谁知祁雪音听了,刚才还一脸自信的表情,听完立刻变了样子,神情紧瑟道:“什么?你要……不行不行,其他我的确什么都不怕,可唯独这件事情……”
“你不是刚才还说,上刀山下火海什么都敢的吗?”孙云起身,即刻应声道,“这件事情只是稍稍动用一计,也顺便考验考验你,有什么好怕的?”
“我不是怕我自己——”谁知,祁雪音露出正定的表情,继续说道,“如果用这个计谋的话,那……我是没什么问题了,可是察台叔叔,还有营中随同出征的将士……”
“你放心,你如果不行,我会让梁青兄弟料理好一切……”孙云倒很自信说道,“你只要按照我说的做,一切都没问题……”
“我自己是无所谓了了……可是,你真的放心?……”祁雪音似乎还在犹豫,用略显羞涩且担心的眼神望着孙云,默默问道,“而且,如果真是这样的话,那你岂不是……”
“对付‘苍寰教’那帮家伙,我心里有数,你不用担心了——”孙云继续自信道。
“可万一有个三长两短……”祁雪音还是放不下心,继续担忧道。
孙云拍了拍祁雪音的肩膀,忽而表情郑重道:“察台家与‘苍寰教’的恩怨,是该有个了结了,不光是我,也不光是我父王,多尔敦他一样想要亲手做个了断,以完五年前未尽之愿……可如今多尔敦已无其力,身为他师妹的你,难道不想替他完成心愿吗?更何况,这本来就是你一直想要尽力去实现的……”
“多尔敦师兄……”提起自己的师兄察台多尔敦,祁雪音不由感慨万千,想着身上背负着自己师兄的使命,就算是赴汤蹈火,祁雪音也万死不辞,遂缓心镇定道,“好,我就冒险试一试,你说的计策,如果真的能成功的话……虽然比起这个,我更愿意亲手将‘苍寰教’那帮家伙给正法……”
“你放心,两日后的赴约,目的只是为了确定‘苍寰教’那帮家伙的真正身份……”孙云抬起头,笑了笑说道,“真正要做个了结,还来日方长得很,到时候那帮家伙的头颅,我会多留给你几个……”
……
然而计议之后,祁雪音心里却一直放不下,不光光是担心此去“德重街”一行,危境之下,孙云能否保住察台王,还担心自己此去“七王山”一行,究竟会遇怎样的情形——毕竟自己也知道,孙云的心思缜密不疏,让自己代替甚至刻意假扮成察台王的样子接令,一定另有目的。
可是内心也有声音在劝导,现在的自己,也只能全权相信孙云了……
(现实中)……
“算上时间的话,现在雪音恐怕也与‘明复教’的埋伏碰上了……”孙云捏把着时辰,心中暗暗祈祷道,“我不在你身边,雪音你自己可要小心啊……”

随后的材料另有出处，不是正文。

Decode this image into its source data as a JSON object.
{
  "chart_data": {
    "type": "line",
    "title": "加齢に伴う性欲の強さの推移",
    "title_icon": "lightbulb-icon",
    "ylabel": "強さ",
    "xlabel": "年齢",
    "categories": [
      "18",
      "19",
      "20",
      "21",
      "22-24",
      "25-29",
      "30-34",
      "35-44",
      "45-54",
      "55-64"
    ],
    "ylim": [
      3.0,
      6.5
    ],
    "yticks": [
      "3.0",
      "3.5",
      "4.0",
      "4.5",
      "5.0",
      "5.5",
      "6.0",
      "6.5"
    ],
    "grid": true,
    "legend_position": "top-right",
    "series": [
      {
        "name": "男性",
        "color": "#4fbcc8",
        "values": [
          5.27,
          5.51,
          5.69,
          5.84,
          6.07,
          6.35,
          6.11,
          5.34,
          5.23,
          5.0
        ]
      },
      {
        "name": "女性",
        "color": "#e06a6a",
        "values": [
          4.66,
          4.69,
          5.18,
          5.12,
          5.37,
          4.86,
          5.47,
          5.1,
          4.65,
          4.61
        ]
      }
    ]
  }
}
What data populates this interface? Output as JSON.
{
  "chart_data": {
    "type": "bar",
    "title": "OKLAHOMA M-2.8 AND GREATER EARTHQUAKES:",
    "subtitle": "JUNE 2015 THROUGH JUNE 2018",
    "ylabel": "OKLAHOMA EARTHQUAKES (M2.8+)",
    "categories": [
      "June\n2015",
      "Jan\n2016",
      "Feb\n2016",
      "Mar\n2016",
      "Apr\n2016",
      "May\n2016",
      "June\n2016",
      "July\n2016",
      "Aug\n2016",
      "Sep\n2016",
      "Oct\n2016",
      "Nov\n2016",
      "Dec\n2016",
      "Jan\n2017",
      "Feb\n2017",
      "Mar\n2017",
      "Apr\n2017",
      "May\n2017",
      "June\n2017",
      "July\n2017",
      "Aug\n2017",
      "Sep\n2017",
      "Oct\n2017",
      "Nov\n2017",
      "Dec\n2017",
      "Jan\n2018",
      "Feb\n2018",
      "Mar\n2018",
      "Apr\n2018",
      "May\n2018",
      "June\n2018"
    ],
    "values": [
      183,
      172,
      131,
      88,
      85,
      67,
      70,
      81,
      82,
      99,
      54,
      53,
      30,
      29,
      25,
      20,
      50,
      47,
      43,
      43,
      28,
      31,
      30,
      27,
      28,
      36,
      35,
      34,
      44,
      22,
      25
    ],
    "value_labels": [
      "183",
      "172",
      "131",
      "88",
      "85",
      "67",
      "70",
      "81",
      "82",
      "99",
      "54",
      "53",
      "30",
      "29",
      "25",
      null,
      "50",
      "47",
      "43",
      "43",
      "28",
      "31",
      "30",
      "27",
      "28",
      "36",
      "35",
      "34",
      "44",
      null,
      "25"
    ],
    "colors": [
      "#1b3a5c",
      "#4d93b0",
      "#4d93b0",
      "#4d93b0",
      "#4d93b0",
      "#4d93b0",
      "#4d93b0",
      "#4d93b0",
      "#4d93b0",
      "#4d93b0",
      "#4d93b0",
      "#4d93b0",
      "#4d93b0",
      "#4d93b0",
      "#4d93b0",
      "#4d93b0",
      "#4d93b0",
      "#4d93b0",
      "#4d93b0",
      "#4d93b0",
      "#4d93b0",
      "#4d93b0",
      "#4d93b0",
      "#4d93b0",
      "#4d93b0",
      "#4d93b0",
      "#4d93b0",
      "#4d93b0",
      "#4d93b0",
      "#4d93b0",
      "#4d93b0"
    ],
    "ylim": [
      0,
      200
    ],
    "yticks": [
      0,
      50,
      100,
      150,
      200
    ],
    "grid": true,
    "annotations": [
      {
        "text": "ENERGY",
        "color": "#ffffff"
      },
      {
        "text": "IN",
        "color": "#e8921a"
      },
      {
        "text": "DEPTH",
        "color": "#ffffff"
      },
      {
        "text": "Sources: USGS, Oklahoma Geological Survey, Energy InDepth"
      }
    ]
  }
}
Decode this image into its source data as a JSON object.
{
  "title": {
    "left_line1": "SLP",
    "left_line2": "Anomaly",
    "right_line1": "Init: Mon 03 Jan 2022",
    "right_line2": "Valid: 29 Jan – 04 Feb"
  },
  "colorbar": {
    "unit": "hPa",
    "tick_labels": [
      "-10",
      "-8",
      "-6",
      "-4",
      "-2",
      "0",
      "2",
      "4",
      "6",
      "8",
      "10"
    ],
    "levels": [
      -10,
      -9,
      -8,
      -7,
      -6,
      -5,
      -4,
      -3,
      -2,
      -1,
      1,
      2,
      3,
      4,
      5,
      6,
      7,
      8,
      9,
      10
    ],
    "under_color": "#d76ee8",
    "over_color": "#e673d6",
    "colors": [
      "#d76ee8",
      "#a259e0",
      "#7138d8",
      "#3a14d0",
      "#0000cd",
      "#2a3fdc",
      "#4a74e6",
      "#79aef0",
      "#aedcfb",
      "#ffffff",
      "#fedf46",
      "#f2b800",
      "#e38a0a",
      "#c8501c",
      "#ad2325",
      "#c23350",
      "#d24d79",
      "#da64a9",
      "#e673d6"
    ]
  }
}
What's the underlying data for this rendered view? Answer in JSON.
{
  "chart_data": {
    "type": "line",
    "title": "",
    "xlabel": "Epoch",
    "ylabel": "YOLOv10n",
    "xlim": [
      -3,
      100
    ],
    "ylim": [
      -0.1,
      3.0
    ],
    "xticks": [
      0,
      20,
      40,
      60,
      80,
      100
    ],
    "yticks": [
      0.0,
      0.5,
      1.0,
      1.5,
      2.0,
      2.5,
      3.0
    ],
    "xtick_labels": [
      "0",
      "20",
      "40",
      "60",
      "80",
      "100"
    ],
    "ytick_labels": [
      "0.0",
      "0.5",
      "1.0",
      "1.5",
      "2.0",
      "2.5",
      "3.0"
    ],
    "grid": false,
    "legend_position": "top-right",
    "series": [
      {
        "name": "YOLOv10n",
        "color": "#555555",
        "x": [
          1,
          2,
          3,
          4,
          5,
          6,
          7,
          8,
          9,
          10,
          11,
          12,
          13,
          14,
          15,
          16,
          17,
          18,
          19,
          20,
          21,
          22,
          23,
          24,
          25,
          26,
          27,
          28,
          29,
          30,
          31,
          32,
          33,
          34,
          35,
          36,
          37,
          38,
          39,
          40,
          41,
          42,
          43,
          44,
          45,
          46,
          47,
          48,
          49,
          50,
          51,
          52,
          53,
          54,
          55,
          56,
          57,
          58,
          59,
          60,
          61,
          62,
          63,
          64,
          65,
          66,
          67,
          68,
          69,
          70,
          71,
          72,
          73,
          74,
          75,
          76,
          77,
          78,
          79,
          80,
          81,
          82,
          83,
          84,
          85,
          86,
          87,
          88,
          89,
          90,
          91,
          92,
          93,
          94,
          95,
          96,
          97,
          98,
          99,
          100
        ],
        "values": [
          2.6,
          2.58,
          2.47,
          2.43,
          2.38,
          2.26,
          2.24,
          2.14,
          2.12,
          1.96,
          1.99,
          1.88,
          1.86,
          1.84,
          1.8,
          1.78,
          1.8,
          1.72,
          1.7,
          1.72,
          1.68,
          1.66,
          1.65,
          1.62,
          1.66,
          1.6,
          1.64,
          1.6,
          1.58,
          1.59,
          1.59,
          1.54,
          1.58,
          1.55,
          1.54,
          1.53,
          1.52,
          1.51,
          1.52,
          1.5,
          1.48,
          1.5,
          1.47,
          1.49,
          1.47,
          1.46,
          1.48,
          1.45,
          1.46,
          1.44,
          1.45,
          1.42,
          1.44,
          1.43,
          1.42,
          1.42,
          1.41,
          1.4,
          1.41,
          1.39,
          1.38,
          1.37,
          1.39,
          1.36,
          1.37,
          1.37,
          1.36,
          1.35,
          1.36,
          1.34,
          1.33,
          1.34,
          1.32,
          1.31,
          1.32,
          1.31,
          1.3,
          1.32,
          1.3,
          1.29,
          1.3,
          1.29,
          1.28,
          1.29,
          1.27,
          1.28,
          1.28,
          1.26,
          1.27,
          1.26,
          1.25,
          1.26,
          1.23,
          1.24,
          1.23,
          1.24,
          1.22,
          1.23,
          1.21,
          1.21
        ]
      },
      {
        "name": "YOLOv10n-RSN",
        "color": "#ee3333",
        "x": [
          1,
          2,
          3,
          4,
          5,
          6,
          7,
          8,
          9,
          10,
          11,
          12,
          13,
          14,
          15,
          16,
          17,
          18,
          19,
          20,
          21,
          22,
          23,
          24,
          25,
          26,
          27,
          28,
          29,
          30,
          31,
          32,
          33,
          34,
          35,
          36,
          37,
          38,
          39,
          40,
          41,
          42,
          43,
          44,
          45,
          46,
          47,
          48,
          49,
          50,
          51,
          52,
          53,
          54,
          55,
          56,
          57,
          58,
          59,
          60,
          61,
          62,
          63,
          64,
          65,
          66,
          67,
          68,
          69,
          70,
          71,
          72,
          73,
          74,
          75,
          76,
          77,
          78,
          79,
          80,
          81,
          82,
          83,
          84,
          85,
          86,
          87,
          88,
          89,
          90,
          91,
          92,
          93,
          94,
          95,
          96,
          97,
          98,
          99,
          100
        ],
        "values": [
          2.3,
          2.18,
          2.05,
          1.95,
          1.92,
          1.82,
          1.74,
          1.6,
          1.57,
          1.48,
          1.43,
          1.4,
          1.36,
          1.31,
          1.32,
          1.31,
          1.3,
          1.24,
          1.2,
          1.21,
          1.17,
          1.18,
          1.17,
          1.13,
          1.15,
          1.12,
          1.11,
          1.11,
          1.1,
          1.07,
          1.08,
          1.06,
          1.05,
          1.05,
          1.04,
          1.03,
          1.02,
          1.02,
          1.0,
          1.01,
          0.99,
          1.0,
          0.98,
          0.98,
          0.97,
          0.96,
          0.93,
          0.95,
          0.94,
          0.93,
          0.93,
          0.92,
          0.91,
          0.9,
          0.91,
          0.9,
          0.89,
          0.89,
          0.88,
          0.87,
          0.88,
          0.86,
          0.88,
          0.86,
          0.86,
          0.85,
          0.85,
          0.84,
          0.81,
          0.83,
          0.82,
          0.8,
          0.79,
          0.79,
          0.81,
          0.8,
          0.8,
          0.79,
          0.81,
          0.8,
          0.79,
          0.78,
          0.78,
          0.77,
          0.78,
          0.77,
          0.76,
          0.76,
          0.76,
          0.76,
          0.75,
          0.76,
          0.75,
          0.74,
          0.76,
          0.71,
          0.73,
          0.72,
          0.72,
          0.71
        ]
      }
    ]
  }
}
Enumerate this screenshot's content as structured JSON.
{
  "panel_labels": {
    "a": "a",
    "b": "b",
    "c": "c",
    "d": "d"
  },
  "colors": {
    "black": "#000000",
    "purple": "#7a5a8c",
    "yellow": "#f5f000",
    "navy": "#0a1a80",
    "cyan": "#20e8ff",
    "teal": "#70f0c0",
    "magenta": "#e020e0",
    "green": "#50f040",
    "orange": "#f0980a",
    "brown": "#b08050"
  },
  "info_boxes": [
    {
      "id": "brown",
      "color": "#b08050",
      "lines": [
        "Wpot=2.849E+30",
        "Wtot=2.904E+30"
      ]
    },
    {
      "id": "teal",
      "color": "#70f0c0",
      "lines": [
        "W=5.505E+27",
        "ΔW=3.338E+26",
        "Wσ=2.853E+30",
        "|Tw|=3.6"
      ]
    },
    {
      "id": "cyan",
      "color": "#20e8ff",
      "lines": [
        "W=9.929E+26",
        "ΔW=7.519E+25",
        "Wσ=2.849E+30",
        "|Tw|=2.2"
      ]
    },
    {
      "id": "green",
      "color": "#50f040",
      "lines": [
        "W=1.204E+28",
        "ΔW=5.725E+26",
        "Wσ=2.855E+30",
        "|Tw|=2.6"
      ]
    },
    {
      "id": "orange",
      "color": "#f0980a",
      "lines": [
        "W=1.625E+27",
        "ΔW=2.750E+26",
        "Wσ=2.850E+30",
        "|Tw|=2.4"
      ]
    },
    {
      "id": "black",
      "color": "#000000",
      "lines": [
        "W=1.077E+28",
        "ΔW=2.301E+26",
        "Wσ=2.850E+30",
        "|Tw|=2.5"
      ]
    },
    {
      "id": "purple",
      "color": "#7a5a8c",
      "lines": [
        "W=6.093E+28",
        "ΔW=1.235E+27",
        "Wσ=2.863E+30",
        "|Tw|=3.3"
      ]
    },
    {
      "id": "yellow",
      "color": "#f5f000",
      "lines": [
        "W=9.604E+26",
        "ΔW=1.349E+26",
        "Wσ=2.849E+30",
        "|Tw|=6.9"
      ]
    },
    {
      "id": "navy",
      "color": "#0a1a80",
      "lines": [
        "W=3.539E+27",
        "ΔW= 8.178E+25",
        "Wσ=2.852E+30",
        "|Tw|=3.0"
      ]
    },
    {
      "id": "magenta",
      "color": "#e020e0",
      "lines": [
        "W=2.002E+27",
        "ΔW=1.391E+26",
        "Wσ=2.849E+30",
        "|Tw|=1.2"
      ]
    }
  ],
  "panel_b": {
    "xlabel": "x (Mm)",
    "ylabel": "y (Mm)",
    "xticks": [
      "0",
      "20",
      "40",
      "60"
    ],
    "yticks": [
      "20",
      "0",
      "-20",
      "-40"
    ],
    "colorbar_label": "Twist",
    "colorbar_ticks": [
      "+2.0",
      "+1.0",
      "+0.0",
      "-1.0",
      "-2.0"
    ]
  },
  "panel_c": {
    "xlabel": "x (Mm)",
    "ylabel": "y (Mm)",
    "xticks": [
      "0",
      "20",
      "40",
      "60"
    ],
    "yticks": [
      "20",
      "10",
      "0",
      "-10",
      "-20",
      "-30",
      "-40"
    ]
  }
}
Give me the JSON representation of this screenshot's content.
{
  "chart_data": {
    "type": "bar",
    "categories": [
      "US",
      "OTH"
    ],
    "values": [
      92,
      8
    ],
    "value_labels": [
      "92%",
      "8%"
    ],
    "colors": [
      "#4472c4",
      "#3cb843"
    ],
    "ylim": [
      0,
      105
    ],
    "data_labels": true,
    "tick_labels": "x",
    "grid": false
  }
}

事情回到自己这边,察台王见着八年未逢的“故友”,上前几步,表情屈微道:“左大人,我们好久不见了……”
“是啊,相隔数久,已经有八年了……”左煜秋也显气定神闲,回笑一声道,“五年前‘起乱’之时,我本有机会却并没有露面,耽搁了‘重逢’的时候,想不到这么多年过去了,王爷还能如此惦记鄙人……”
“那可不?毕竟一切事情的起由,都由你我的恩怨而起……”察台王了解到一切真相后,振振一声说道……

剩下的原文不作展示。